Submitted via IRC for Bytram
For this study, [lead author Eric] Rignot and his collaborators conducted what he called the longest-ever assessment of remaining Antarctic ice mass. Spanning four decades, the project was also geographically comprehensive; the research team examined 18 regions encompassing 176 basins, as well as surrounding islands.
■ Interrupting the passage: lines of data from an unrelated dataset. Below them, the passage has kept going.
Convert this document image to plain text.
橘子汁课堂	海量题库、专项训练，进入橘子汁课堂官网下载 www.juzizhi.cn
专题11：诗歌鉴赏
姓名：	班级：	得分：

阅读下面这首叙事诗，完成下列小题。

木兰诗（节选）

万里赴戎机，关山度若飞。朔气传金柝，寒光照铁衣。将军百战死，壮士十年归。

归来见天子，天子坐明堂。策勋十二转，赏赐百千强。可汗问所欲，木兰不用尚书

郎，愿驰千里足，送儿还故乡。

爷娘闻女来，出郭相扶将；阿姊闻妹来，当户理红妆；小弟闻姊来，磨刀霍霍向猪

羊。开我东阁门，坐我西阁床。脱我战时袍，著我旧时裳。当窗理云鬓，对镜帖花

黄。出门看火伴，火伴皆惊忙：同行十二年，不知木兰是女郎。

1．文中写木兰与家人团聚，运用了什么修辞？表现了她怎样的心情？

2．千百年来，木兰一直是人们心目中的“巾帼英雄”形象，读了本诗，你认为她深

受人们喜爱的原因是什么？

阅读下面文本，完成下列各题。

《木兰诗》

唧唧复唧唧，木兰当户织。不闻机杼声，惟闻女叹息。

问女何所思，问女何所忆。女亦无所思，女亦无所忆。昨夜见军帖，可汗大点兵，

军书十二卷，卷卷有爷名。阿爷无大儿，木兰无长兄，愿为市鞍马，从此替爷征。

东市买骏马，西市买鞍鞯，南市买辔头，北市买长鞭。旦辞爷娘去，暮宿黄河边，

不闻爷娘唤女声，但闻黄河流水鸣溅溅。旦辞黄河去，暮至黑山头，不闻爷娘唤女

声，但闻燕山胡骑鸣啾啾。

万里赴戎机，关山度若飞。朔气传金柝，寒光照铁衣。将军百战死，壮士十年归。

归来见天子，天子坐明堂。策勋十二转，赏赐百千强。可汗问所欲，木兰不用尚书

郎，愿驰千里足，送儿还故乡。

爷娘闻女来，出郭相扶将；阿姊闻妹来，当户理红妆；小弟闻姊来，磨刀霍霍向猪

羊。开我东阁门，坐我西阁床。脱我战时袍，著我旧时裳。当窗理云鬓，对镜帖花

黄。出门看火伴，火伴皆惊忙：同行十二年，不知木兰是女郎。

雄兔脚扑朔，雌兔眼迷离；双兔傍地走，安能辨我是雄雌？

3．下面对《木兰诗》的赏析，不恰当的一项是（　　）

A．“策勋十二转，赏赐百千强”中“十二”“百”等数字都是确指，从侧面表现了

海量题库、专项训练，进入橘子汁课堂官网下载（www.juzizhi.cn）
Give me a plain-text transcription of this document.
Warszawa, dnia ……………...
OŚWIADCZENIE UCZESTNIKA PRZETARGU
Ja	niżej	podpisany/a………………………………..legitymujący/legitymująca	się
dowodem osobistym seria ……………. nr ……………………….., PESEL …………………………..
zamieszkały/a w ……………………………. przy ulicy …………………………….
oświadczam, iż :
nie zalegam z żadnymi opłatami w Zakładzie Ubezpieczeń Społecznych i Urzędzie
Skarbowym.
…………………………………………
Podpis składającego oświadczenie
[...] The team was able to discern that between 1979 and 1990, Antarctica shed an average of 40 gigatons of ice mass annually. (A gigaton is 1 billion tons.) From 2009 to 2017, about 252 gigatons per year were lost.
The pace of melting rose dramatically over the four-decade period. From 1979 to 2001, it was an average of 48 gigatons annually per decade. The rate jumped 280 percent to 134 gigatons for 2001 to 2017.
Four decades of Antarctic Ice Sheet mass balance from 1979–2017 (open, DOI: 10.1073/pnas.1812883116)
(Score: 3, Interesting) by DeathMonkey on Thursday January 17 2019, @06:45PM
One should at least compare it to the sea level rise over the past 2000 years.
Where do you suggest they get that data? 'Cause I'm pretty sure if a study that tried to extrapolate that data was posted here you'd be complaining that it was all estimations and magic numbers.